In a statement following Thursday's bill signing in Washington, FDA Commissioner Scott Gottlieb restated his agency's stance that CBD is a drug ingredient and therefore illegal to add to food or health products without approval from his agency.
"Selling unapproved products with unsubstantiated therapeutic claims is not only a violation of the law, but also can put patients at risk, as these products have not been proven to be safe or effective," Gottlieb wrote.
CBD is a non-psychoactive compound found in hemp, a version of the cannabis plant that is low in THC, the part of cannabis that gives pot its high.
An FDA-approved drug for the treatment of seizures, Epidiolex, contains cannabis-derived CBD. GW Pharmaceuticals' syrup became the first prescription drug derived from the cannabis plant in June.
The FDA statement also specified parts of hemp that are safe as food ingredients, but the CBD stance disappointed advocates.
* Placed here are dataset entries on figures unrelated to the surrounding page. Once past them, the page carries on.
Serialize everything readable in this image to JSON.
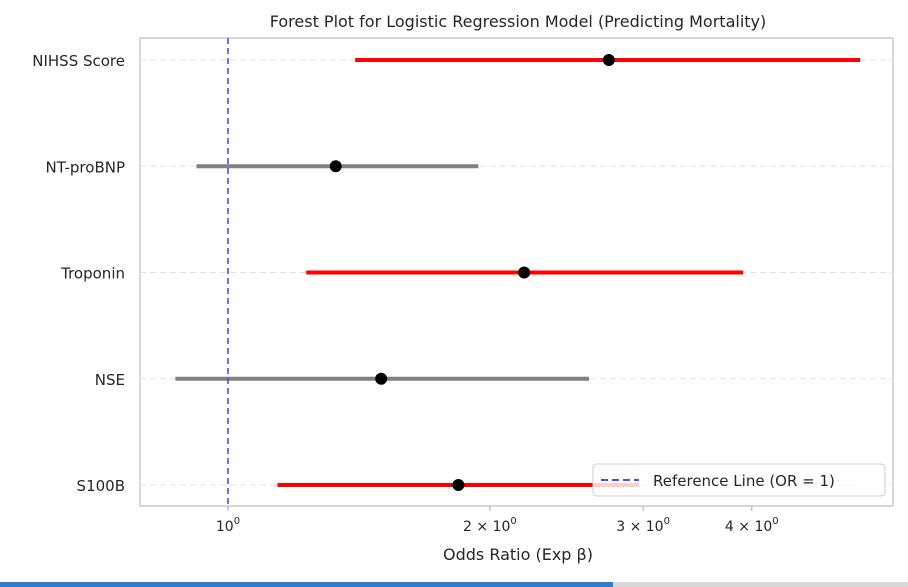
{
  "chart_data": {
    "type": "forest",
    "title": "Forest Plot for Logistic Regression Model (Predicting Mortality)",
    "xlabel": "Odds Ratio (Exp β)",
    "ylabel": "",
    "xscale": "log",
    "xlim": [
      0.79,
      5.7
    ],
    "xticks": [
      {
        "value": 1,
        "base": "10",
        "mult": "",
        "exp": "0"
      },
      {
        "value": 2,
        "base": "10",
        "mult": "2 × ",
        "exp": "0"
      },
      {
        "value": 3,
        "base": "10",
        "mult": "3 × ",
        "exp": "0"
      },
      {
        "value": 4,
        "base": "10",
        "mult": "4 × ",
        "exp": "0"
      }
    ],
    "grid": true,
    "series": [
      {
        "name": "NIHSS Score",
        "or": 2.74,
        "ci_low": 1.4,
        "ci_high": 5.33,
        "significant": true
      },
      {
        "name": "NT-proBNP",
        "or": 1.33,
        "ci_low": 0.92,
        "ci_high": 1.94,
        "significant": false
      },
      {
        "name": "Troponin",
        "or": 2.19,
        "ci_low": 1.23,
        "ci_high": 3.91,
        "significant": true
      },
      {
        "name": "NSE",
        "or": 1.5,
        "ci_low": 0.87,
        "ci_high": 2.6,
        "significant": false
      },
      {
        "name": "S100B",
        "or": 1.84,
        "ci_low": 1.14,
        "ci_high": 2.97,
        "significant": true
      }
    ],
    "reference_line": {
      "value": 1,
      "label": "Reference Line (OR = 1)"
    },
    "legend_position": "lower-right",
    "colors": {
      "significant": "#ff0000",
      "nonsignificant": "#808080",
      "point": "#000000",
      "reference": "#4a4aff"
    }
  }
}
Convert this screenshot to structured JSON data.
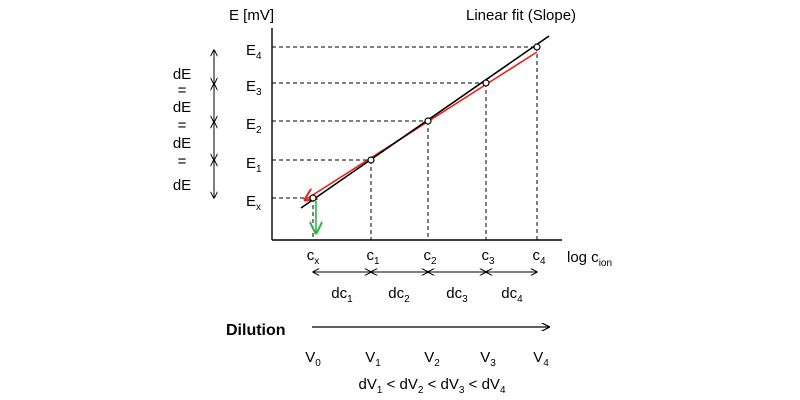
{
  "axis": {
    "y_label": "E [mV]",
    "x_label_main": "log c",
    "x_label_sub": "ion"
  },
  "fit_label": "Linear fit (Slope)",
  "levels": [
    {
      "main": "E",
      "sub": "4"
    },
    {
      "main": "E",
      "sub": "3"
    },
    {
      "main": "E",
      "sub": "2"
    },
    {
      "main": "E",
      "sub": "1"
    },
    {
      "main": "E",
      "sub": "x"
    }
  ],
  "concentrations": [
    {
      "main": "c",
      "sub": "x"
    },
    {
      "main": "c",
      "sub": "1"
    },
    {
      "main": "c",
      "sub": "2"
    },
    {
      "main": "c",
      "sub": "3"
    },
    {
      "main": "c",
      "sub": "4"
    }
  ],
  "concentration_steps": [
    {
      "main": "dc",
      "sub": "1"
    },
    {
      "main": "dc",
      "sub": "2"
    },
    {
      "main": "dc",
      "sub": "3"
    },
    {
      "main": "dc",
      "sub": "4"
    }
  ],
  "de_stack": [
    "dE",
    "=",
    "dE",
    "=",
    "dE",
    "=",
    "dE"
  ],
  "dilution_label": "Dilution",
  "volumes": [
    {
      "main": "V",
      "sub": "0"
    },
    {
      "main": "V",
      "sub": "1"
    },
    {
      "main": "V",
      "sub": "2"
    },
    {
      "main": "V",
      "sub": "3"
    },
    {
      "main": "V",
      "sub": "4"
    }
  ],
  "inequality": [
    {
      "main": "dV",
      "sub": "1"
    },
    {
      "main": "<",
      "sub": ""
    },
    {
      "main": "dV",
      "sub": "2"
    },
    {
      "main": "<",
      "sub": ""
    },
    {
      "main": "dV",
      "sub": "3"
    },
    {
      "main": "<",
      "sub": ""
    },
    {
      "main": "dV",
      "sub": "4"
    }
  ],
  "colors": {
    "fit_line": "#000000",
    "measured_line": "#e8231d",
    "projection_arrow": "#2fb34a"
  }
}
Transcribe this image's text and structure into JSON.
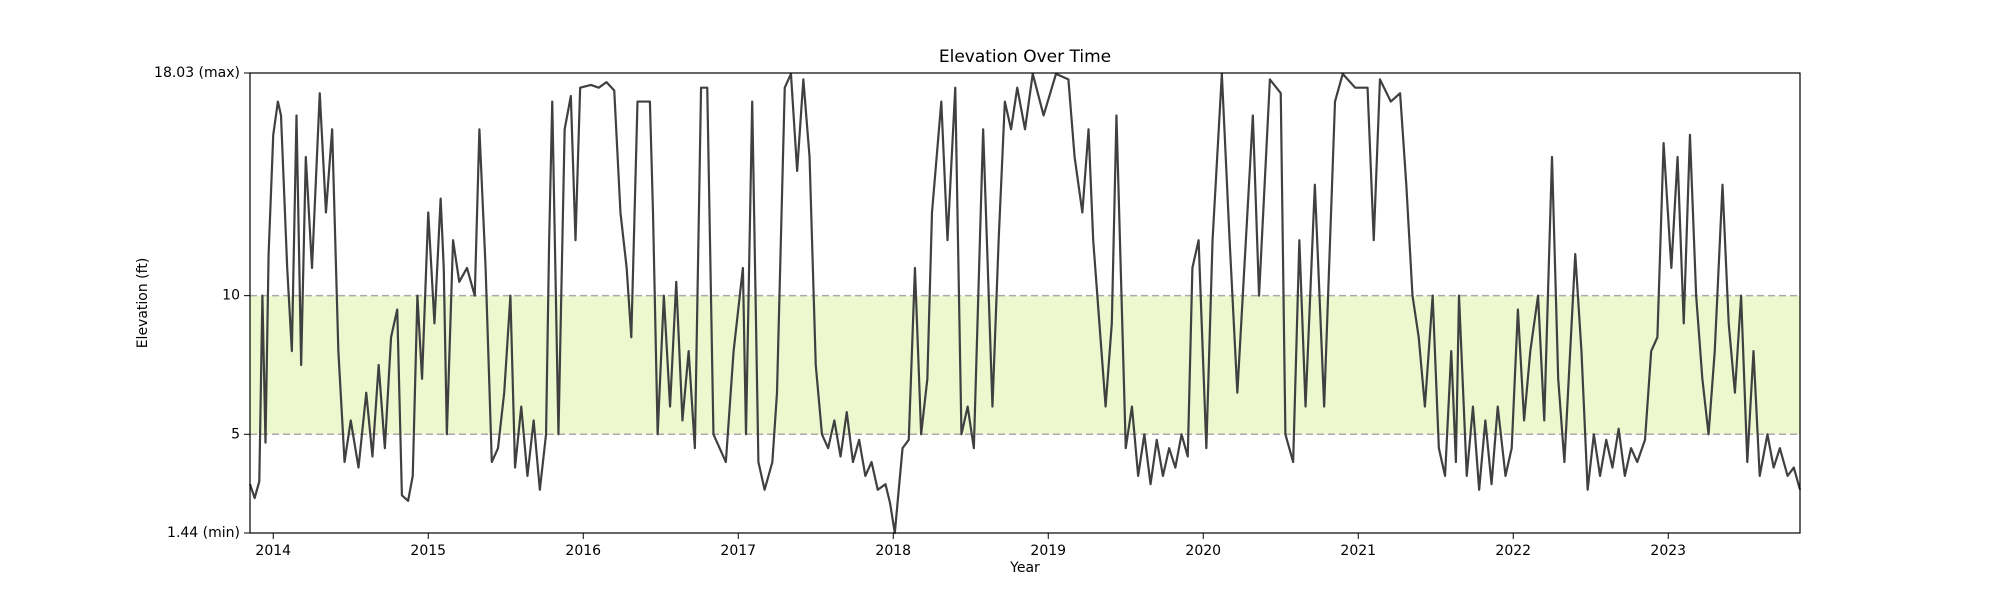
{
  "chart_data": {
    "type": "line",
    "title": "Elevation Over Time",
    "x_label": "Year",
    "y_label": "Elevation (ft)",
    "color": "#404040",
    "band": {
      "range": [
        5,
        10
      ],
      "color": "#eef8cf",
      "edge_color": "#aaaaaa"
    },
    "xlim": [
      2013.85,
      2023.85
    ],
    "xticks": [
      2014,
      2015,
      2016,
      2017,
      2018,
      2019,
      2020,
      2021,
      2022,
      2023
    ],
    "ylim": [
      1.44,
      18.03
    ],
    "yticks": [
      {
        "value": 1.44,
        "label": "1.44 (min)"
      },
      5,
      10,
      {
        "value": 18.03,
        "label": "18.03 (max)"
      }
    ],
    "x": [
      2013.85,
      2013.88,
      2013.91,
      2013.93,
      2013.95,
      2013.97,
      2014.0,
      2014.03,
      2014.05,
      2014.09,
      2014.12,
      2014.15,
      2014.18,
      2014.21,
      2014.25,
      2014.3,
      2014.34,
      2014.38,
      2014.42,
      2014.46,
      2014.5,
      2014.55,
      2014.6,
      2014.64,
      2014.68,
      2014.72,
      2014.76,
      2014.8,
      2014.83,
      2014.87,
      2014.9,
      2014.93,
      2014.96,
      2015.0,
      2015.04,
      2015.08,
      2015.1,
      2015.12,
      2015.16,
      2015.2,
      2015.25,
      2015.3,
      2015.33,
      2015.37,
      2015.41,
      2015.45,
      2015.49,
      2015.53,
      2015.56,
      2015.6,
      2015.64,
      2015.68,
      2015.72,
      2015.76,
      2015.78,
      2015.8,
      2015.84,
      2015.88,
      2015.92,
      2015.95,
      2015.98,
      2016.05,
      2016.1,
      2016.15,
      2016.2,
      2016.24,
      2016.28,
      2016.31,
      2016.35,
      2016.43,
      2016.45,
      2016.48,
      2016.52,
      2016.56,
      2016.6,
      2016.64,
      2016.68,
      2016.72,
      2016.76,
      2016.8,
      2016.84,
      2016.88,
      2016.92,
      2016.97,
      2017.03,
      2017.05,
      2017.09,
      2017.13,
      2017.17,
      2017.22,
      2017.25,
      2017.3,
      2017.34,
      2017.38,
      2017.42,
      2017.46,
      2017.5,
      2017.54,
      2017.58,
      2017.62,
      2017.66,
      2017.7,
      2017.74,
      2017.78,
      2017.82,
      2017.86,
      2017.9,
      2017.95,
      2017.98,
      2018.01,
      2018.06,
      2018.1,
      2018.14,
      2018.18,
      2018.22,
      2018.25,
      2018.31,
      2018.35,
      2018.4,
      2018.44,
      2018.48,
      2018.52,
      2018.58,
      2018.64,
      2018.68,
      2018.72,
      2018.76,
      2018.8,
      2018.85,
      2018.9,
      2018.97,
      2019.05,
      2019.13,
      2019.17,
      2019.22,
      2019.26,
      2019.29,
      2019.33,
      2019.37,
      2019.41,
      2019.44,
      2019.5,
      2019.54,
      2019.58,
      2019.62,
      2019.66,
      2019.7,
      2019.74,
      2019.78,
      2019.82,
      2019.86,
      2019.9,
      2019.93,
      2019.97,
      2020.02,
      2020.06,
      2020.12,
      2020.17,
      2020.22,
      2020.26,
      2020.32,
      2020.36,
      2020.43,
      2020.5,
      2020.53,
      2020.58,
      2020.62,
      2020.66,
      2020.72,
      2020.78,
      2020.85,
      2020.9,
      2020.98,
      2021.06,
      2021.1,
      2021.14,
      2021.21,
      2021.27,
      2021.31,
      2021.35,
      2021.39,
      2021.43,
      2021.48,
      2021.52,
      2021.56,
      2021.6,
      2021.63,
      2021.65,
      2021.7,
      2021.74,
      2021.78,
      2021.82,
      2021.86,
      2021.9,
      2021.95,
      2021.99,
      2022.03,
      2022.07,
      2022.11,
      2022.16,
      2022.2,
      2022.25,
      2022.29,
      2022.33,
      2022.4,
      2022.44,
      2022.48,
      2022.52,
      2022.56,
      2022.6,
      2022.64,
      2022.68,
      2022.72,
      2022.76,
      2022.8,
      2022.85,
      2022.89,
      2022.93,
      2022.97,
      2023.02,
      2023.06,
      2023.1,
      2023.14,
      2023.18,
      2023.22,
      2023.26,
      2023.3,
      2023.35,
      2023.39,
      2023.43,
      2023.47,
      2023.51,
      2023.55,
      2023.59,
      2023.64,
      2023.68,
      2023.72,
      2023.77,
      2023.81,
      2023.85
    ],
    "values": [
      3.2,
      2.7,
      3.3,
      10,
      4.7,
      11.5,
      15.8,
      17,
      16.5,
      11,
      8,
      16.5,
      7.5,
      15,
      11,
      17.3,
      13,
      16,
      8,
      4,
      5.5,
      3.8,
      6.5,
      4.2,
      7.5,
      4.5,
      8.5,
      9.5,
      2.8,
      2.6,
      3.5,
      10,
      7,
      13,
      9,
      13.5,
      11,
      5,
      12,
      10.5,
      11,
      10,
      16,
      11,
      4,
      4.5,
      6.5,
      10,
      3.8,
      6,
      3.5,
      5.5,
      3,
      5,
      12,
      17,
      5,
      16,
      17.2,
      12,
      17.5,
      17.6,
      17.5,
      17.7,
      17.4,
      13,
      11,
      8.5,
      17,
      17,
      13,
      5,
      10,
      6,
      10.5,
      5.5,
      8,
      4.5,
      17.5,
      17.5,
      5,
      4.5,
      4,
      8,
      11,
      5,
      17,
      4,
      3,
      4,
      6.5,
      17.5,
      18,
      14.5,
      17.8,
      15,
      7.5,
      5,
      4.5,
      5.5,
      4.2,
      5.8,
      4,
      4.8,
      3.5,
      4,
      3,
      3.2,
      2.5,
      1.44,
      4.5,
      4.8,
      11,
      5,
      7,
      13,
      17,
      12,
      17.5,
      5,
      6,
      4.5,
      16,
      6,
      12,
      17,
      16,
      17.5,
      16,
      18,
      16.5,
      18,
      17.8,
      15,
      13,
      16,
      12,
      9,
      6,
      9,
      16.5,
      4.5,
      6,
      3.5,
      5,
      3.2,
      4.8,
      3.5,
      4.5,
      3.8,
      5,
      4.2,
      11,
      12,
      4.5,
      12,
      18,
      12,
      6.5,
      10.5,
      16.5,
      10,
      17.8,
      17.3,
      5,
      4,
      12,
      6,
      14,
      6,
      17,
      18,
      17.5,
      17.5,
      12,
      17.8,
      17,
      17.3,
      14,
      10,
      8.5,
      6,
      10,
      4.5,
      3.5,
      8,
      4,
      10,
      3.5,
      6,
      3,
      5.5,
      3.2,
      6,
      3.5,
      4.5,
      9.5,
      5.5,
      8,
      10,
      5.5,
      15,
      7,
      4,
      11.5,
      8,
      3,
      5,
      3.5,
      4.8,
      3.8,
      5.2,
      3.5,
      4.5,
      4,
      4.8,
      8,
      8.5,
      15.5,
      11,
      15,
      9,
      15.8,
      10,
      7,
      5,
      8,
      14,
      9,
      6.5,
      10,
      4,
      8,
      3.5,
      5,
      3.8,
      4.5,
      3.5,
      3.8,
      3
    ]
  }
}
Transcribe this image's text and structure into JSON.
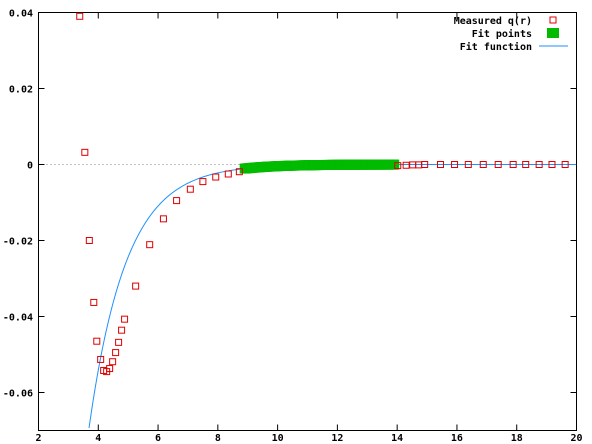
{
  "chart_data": {
    "type": "scatter",
    "title": "",
    "xlabel": "",
    "ylabel": "",
    "xlim": [
      2,
      20
    ],
    "ylim": [
      -0.07,
      0.04
    ],
    "x_ticks": [
      2,
      4,
      6,
      8,
      10,
      12,
      14,
      16,
      18,
      20
    ],
    "x_tick_labels": [
      "2",
      "4",
      "6",
      "8",
      "10",
      "12",
      "14",
      "16",
      "18",
      "20"
    ],
    "y_ticks": [
      0.04,
      0.02,
      0,
      -0.02,
      -0.04,
      -0.06
    ],
    "y_tick_labels": [
      "0.04",
      "0.02",
      "0",
      "-0.02",
      "-0.04",
      "-0.06"
    ],
    "zero_line": true,
    "grid": false,
    "legend_position": "top-right",
    "series": [
      {
        "name": "Measured q(r)",
        "style": "open-square",
        "color": "#e00000",
        "points": [
          [
            3.38,
            0.039
          ],
          [
            3.55,
            0.0032
          ],
          [
            3.7,
            -0.02
          ],
          [
            3.85,
            -0.0363
          ],
          [
            3.95,
            -0.0465
          ],
          [
            4.08,
            -0.0513
          ],
          [
            4.18,
            -0.0542
          ],
          [
            4.28,
            -0.0545
          ],
          [
            4.38,
            -0.0537
          ],
          [
            4.48,
            -0.0519
          ],
          [
            4.58,
            -0.0495
          ],
          [
            4.68,
            -0.0468
          ],
          [
            4.78,
            -0.0436
          ],
          [
            4.88,
            -0.0407
          ],
          [
            5.25,
            -0.032
          ],
          [
            5.72,
            -0.0211
          ],
          [
            6.18,
            -0.0143
          ],
          [
            6.62,
            -0.0095
          ],
          [
            7.08,
            -0.0065
          ],
          [
            7.5,
            -0.0045
          ],
          [
            7.93,
            -0.0033
          ],
          [
            8.35,
            -0.0025
          ],
          [
            8.72,
            -0.0019
          ],
          [
            14.02,
            -0.0003
          ],
          [
            14.3,
            -0.0002
          ],
          [
            14.52,
            -0.0001
          ],
          [
            14.72,
            -0.0001
          ],
          [
            14.92,
            0
          ],
          [
            15.45,
            0
          ],
          [
            15.92,
            0
          ],
          [
            16.38,
            0
          ],
          [
            16.88,
            0
          ],
          [
            17.38,
            0
          ],
          [
            17.88,
            0
          ],
          [
            18.3,
            0
          ],
          [
            18.75,
            0
          ],
          [
            19.18,
            0
          ],
          [
            19.62,
            0
          ]
        ]
      },
      {
        "name": "Fit points",
        "style": "filled-square",
        "color": "#00bb00",
        "x_range": [
          8.9,
          13.9
        ],
        "x_step": 0.05,
        "note_function": "same as fit function"
      },
      {
        "name": "Fit function",
        "style": "line",
        "color": "#1e90ff",
        "function": "-0.4 * exp(-(r-1.5)/1.25)",
        "x_range": [
          3.55,
          20
        ]
      }
    ]
  }
}
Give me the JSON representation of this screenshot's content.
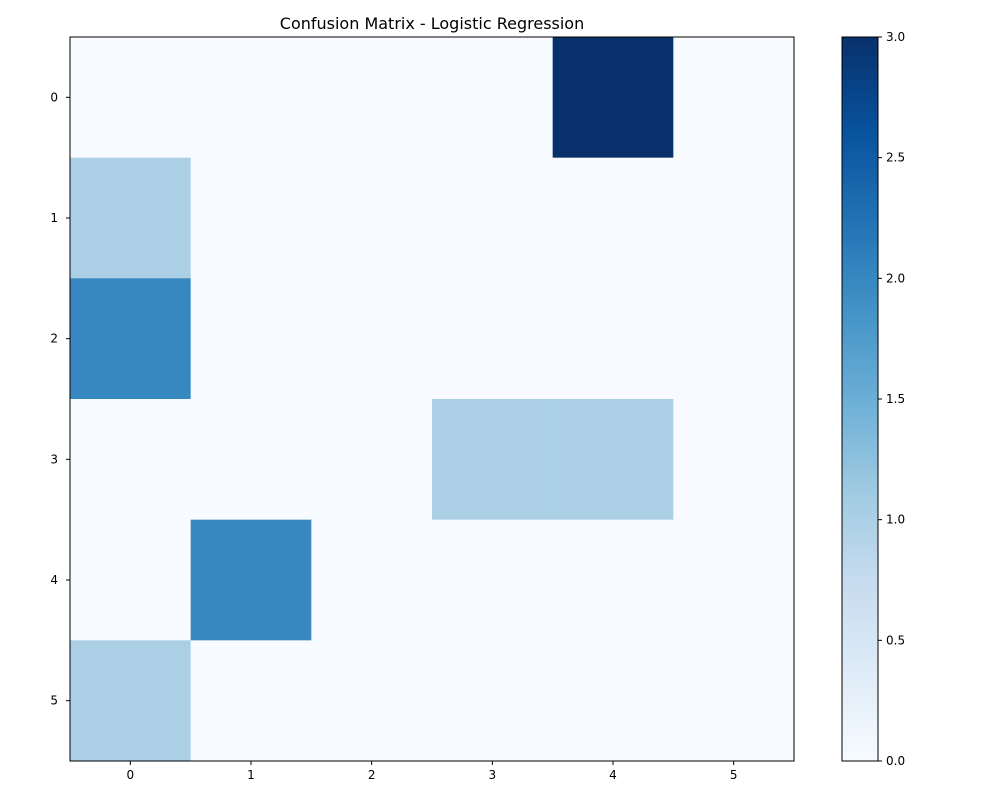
{
  "chart_data": {
    "type": "heatmap",
    "title": "Confusion Matrix - Logistic Regression",
    "xlabel": "",
    "ylabel": "",
    "x_categories": [
      "0",
      "1",
      "2",
      "3",
      "4",
      "5"
    ],
    "y_categories": [
      "0",
      "1",
      "2",
      "3",
      "4",
      "5"
    ],
    "matrix": [
      [
        0,
        0,
        0,
        0,
        3,
        0
      ],
      [
        1,
        0,
        0,
        0,
        0,
        0
      ],
      [
        2,
        0,
        0,
        0,
        0,
        0
      ],
      [
        0,
        0,
        0,
        1,
        1,
        0
      ],
      [
        0,
        2,
        0,
        0,
        0,
        0
      ],
      [
        1,
        0,
        0,
        0,
        0,
        0
      ]
    ],
    "colormap": "Blues",
    "colorbar": {
      "range": [
        0,
        3
      ],
      "ticks": [
        0,
        0.5,
        1,
        1.5,
        2,
        2.5,
        3
      ],
      "tick_labels": [
        "0.0",
        "0.5",
        "1.0",
        "1.5",
        "2.0",
        "2.5",
        "3.0"
      ]
    },
    "grid": false,
    "colors": {
      "low": "#f7fbff",
      "high": "#08306b"
    }
  }
}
Courtney Moran, a lobbyist for Oregon hemp farmers, said she plans to work with U.S. Sen. Ron Wyden, an Oregon Democrat, to nudge the FDA toward greater acceptance of CBD.
"We do hope the FDA does clear a pathway for these products that have already hit store shelves and are out in the marketplace," Moran said. She said it's an "opportunity for industry to educate the FDA."
The FDA statement said three ingredients derived from hemp — hulled hemp seeds, hemp seed protein and hemp seed oil — are safe as foods and won't require additional approvals, as long as marketers do not make claims that they treat disease.
Hemp, like marijuana, already was legal in some states before Trump signed the farm bill. But now hemp farmers will be able to buy crop insurance, apply for loans and grants, and write off their business expenses on their taxes like any other farmer.